The Episcopal magazine, THE LIVING CHURCH, observes editorially: "The basis of the technique of Alcoholics Anonymous is the truly Christian principle that a man cannot help himself except by helping others. The A.A. plan is described by the members themselves as 'self-insurance.' This self-insurance has resulted in the restoration of physical, mental and spiritual health and self-respect to hundreds of man and women who would be hopelessly down and out without its unique but effective therapy."

Speaking at a dinner given by Mr. John D. Rockefeller to introduce Alcoholics Anonymous to some of his friends, Dr. Harry Emerson Fosdick remarked:

"I think that psychologically speaking there is a point of advantage in the approach that is being made in this movement that cannot be duplicated. I suspect that if it is wisely handled--and it seems to be in wise and prudent hands--there are doors of opportunity ahead of this project that may surpass our capacities to imagine."
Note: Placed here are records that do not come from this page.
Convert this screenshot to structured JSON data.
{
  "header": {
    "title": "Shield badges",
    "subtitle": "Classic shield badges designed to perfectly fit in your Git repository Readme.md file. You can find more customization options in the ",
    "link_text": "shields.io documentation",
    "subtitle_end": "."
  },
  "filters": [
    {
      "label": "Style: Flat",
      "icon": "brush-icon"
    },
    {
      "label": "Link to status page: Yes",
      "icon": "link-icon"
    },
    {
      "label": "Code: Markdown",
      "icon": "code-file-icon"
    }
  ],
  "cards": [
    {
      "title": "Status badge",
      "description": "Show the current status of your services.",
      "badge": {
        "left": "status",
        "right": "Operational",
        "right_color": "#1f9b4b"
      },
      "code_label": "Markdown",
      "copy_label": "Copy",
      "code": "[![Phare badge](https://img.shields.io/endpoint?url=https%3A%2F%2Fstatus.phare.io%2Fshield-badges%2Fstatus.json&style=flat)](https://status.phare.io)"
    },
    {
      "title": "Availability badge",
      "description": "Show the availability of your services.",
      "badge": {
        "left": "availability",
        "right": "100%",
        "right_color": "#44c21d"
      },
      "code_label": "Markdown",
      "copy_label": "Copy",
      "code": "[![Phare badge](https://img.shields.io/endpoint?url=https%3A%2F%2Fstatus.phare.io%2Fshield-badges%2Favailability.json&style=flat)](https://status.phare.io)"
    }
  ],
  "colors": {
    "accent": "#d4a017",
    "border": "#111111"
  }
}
* Father Ed, an early and wonderful friend of A.A., died in the Spring of 1960.

VI. HOW TO GET IN TOUCH WITH A.A.

In the United States and Canada, most towns and cities have A.A. groups. In such places, A.A. can be located through the local telephone directory, newspaper office, or police station, or by contacting local priests or ministers. In large cities, groups often maintain local offices where alcoholics or their families may arrange for interviews or hospitalization. These so-called intergroup associations are found under the listing "A.A." or "Alcoholics Anonymous" in telephone directories.

At New York, U.S.A., Alcoholics Anonymous maintains its international service center. The General Service Board of A.A. (the trustees) administers A.A.'s General Service Office, A.A. World Services, Inc., and our monthly magazine, the A.A. Grapevine.

If you cannot find A.A. in your locality, a letter addressed to Alcoholics Anonymous, Box 459, Grand Central Station, New York, NY 10163, U.S.A., will receive a prompt reply from this world center, referring you to the nearest A.A. group. If there is none nearby, you will be invited to carry on a correspondence which will do much to insure your sobriety no matter how isolated you are.

Should you be the relative or friend of an alcoholic who shows no immediate interest in A.A., it is suggested that you write the Al-Anon Family Groups, Inc., P. O. Box 862, Midtown Station, New York, NY 10018, U.S.A.

This is a world clearing house for the Al-Anon Family Groups, composed largely of the wives, husbands and friends of A.A. members. This headquarters will give the location of the nearest Family Group and will, if you wish, correspond with you about your special problems.